Project Canterbury

Locust Street Letters

By Frank Lawrence Vernon

Philadelphia: St. Mark's Church, Locust Street.


ST. MARK'S, PHILADELPHIA.

THE FOURTH SUNDAY IN ADVENT, 1935.

MY DEAR PEOPLE:

The Collect for the day directs and expresses our aspirations in preparation for the Festival of the Nativity of Our Lord. It begins with supplication, "O Lord, raise up we pray thee thy power and come among us, and with great might succour us." It continues with penitence, "whereas, through our sins and wickedness, we are sore let and hindered in running the race that is set before us." It ends with hope, "thy bountiful grace may speedily help and deliver us." Through supplication, penitence and hope we approach the day upon which the Saviour was born.

The state of penitence is the state of self-knowledge. God in His mercy leads us gradually into this self-knowledge. The ascending degrees of penitence are measured for us. God never gives us more than we can bear. We begin with a very imperfect attrition in which the motive is self-regard, and the ruling passion is fear. It is imperfect, but it serves a purpose if it leads to the discovery that sin is a missing of the mark; that it is a mistake; so very far is it from being a natural form of self-expression that it lets and hinders us from the running of the race that is set before us; that we miss the goal of the expression of our best selves.
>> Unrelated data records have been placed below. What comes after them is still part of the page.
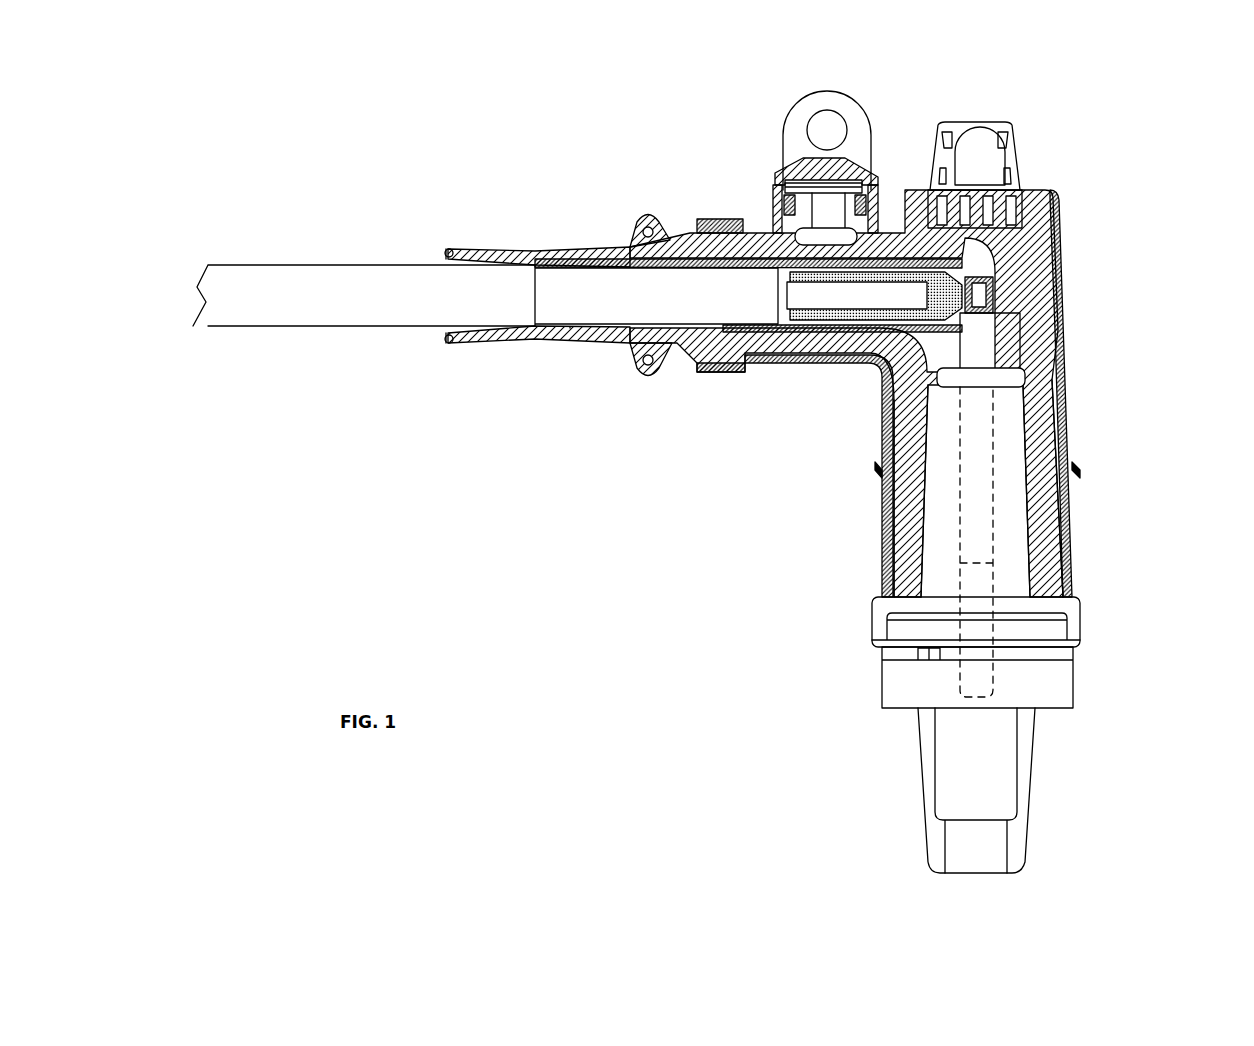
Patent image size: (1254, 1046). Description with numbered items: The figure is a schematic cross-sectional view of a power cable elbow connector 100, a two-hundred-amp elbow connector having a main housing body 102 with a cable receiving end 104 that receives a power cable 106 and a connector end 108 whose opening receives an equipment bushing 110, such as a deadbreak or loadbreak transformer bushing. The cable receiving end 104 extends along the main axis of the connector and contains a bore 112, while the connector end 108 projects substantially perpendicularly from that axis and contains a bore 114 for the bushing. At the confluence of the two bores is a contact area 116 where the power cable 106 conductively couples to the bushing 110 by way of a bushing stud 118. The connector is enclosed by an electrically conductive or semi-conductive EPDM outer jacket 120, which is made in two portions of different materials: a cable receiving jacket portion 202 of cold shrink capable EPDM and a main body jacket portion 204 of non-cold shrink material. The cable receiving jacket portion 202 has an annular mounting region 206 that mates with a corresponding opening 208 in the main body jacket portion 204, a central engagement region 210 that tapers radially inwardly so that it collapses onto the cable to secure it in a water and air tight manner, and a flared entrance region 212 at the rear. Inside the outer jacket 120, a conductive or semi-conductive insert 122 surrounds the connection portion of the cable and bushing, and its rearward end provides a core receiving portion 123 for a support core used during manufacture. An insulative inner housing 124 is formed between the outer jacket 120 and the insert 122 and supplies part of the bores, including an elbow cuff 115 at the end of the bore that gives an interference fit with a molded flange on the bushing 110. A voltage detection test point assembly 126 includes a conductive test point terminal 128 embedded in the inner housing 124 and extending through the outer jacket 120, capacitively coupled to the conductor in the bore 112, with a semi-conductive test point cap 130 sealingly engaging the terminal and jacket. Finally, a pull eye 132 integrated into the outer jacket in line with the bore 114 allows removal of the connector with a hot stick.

The power cable elbow connector 100 is at (563, 140).
The main housing body 102 is at (820, 455).
The cable receiving end 104 is at (578, 222).
The power cable 106 is at (485, 295).
The connector end 108 is at (1092, 456).
The bushing 110 is at (955, 735).
The bore 112 is at (630, 330).
The bore 114 is at (1045, 530).
The elbow cuff 115 is at (1075, 632).
The contact area 116 is at (982, 304).
The bushing stud 118 is at (970, 570).
The outer jacket 120 is at (700, 395).
The insert 122 is at (1018, 288).
The core receiving portion 123 is at (748, 333).
The insulative inner housing 124 is at (910, 500).
The voltage detection test point assembly 126 is at (765, 186).
The test point terminal 128 is at (830, 216).
The test point cap 130 is at (862, 130).
The pull eye 132 is at (1010, 157).
The cable receiving jacket portion 202 is at (570, 329).
The main body jacket portion 204 is at (890, 395).
The annular mounting region 206 is at (713, 219).
The opening 208 is at (731, 375).
The central engagement region 210 is at (533, 330).
The flared entrance region 212 is at (457, 337).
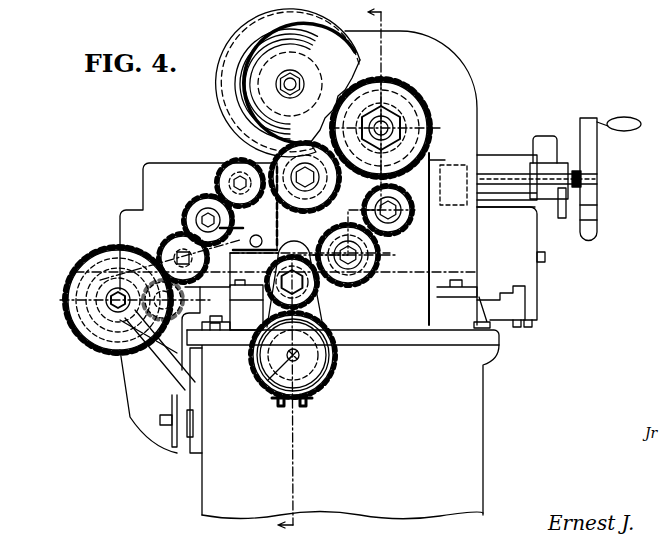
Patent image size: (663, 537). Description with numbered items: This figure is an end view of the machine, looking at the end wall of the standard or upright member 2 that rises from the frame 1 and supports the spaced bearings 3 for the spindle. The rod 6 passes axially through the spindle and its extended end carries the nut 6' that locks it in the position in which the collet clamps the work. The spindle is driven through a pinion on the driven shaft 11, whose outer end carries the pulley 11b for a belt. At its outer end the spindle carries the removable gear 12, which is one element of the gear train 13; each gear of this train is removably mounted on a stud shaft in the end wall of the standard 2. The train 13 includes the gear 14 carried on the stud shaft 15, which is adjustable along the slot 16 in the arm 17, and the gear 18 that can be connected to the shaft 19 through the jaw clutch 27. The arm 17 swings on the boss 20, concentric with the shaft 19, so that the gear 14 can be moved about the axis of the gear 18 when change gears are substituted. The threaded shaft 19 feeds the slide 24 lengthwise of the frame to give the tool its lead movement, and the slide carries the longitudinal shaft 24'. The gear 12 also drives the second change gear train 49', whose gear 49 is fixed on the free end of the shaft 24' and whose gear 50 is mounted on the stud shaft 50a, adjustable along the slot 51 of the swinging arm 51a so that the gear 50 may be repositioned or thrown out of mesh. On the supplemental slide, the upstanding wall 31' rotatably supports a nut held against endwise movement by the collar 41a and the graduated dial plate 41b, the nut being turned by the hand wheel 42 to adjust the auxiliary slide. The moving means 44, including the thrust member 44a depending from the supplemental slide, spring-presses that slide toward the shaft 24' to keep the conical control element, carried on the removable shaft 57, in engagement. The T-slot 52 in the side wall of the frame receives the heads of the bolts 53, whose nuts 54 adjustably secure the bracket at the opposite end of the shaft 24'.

Yet, if self-expression at our best is the final goal, we are still in a state of imperfect penitence, because we are still in a state of self love. Self love is always haunted by fear. But at least we may be on the way.

God leads us on this way into deeper knowledge, through failures which shatter self-confidence. It is strange that we should need such a schooling. But we do. We are not naturally inclined to take our temptations seriously until we have learned better. We are apt to be quite confident that we can overcome them—when we want to. But when? Why anytime. It is only a matter of self control. But is it? Are we sure that it is nothing more than that? Later on we find out. Temptations become persistent and tyrannous, and at last devastating. At last we discover that "we wrestle not against flesh and blood, but against principalities, against powers, against the rulers of darkness of this world, against spiritual wickedness in high places."

In that terrifying moment we are ready to cry, "O Lord, raise up, we pray thee, thy power, and come among us, and with great might succour us." There is no human deliverer. There is no natural deliverance. The Saviour for whom we must look must be none other than the only-begotten Son of God: Begotten of his Father before all worlds. For us men and for our salvation, He must come down from heaven. This is the Divine Saviour.

In this spirit of supplication, penitence and hope we adore the Incarnate God on Christmas Day. "Thou art the King of Glory, O Christ. Thou art the everlasting Son of the Father."

Without presumption we may repeat the words of the Blessed Mother, "My spirit hath rejoiced in God my Saviour." This is the joy of Christmas.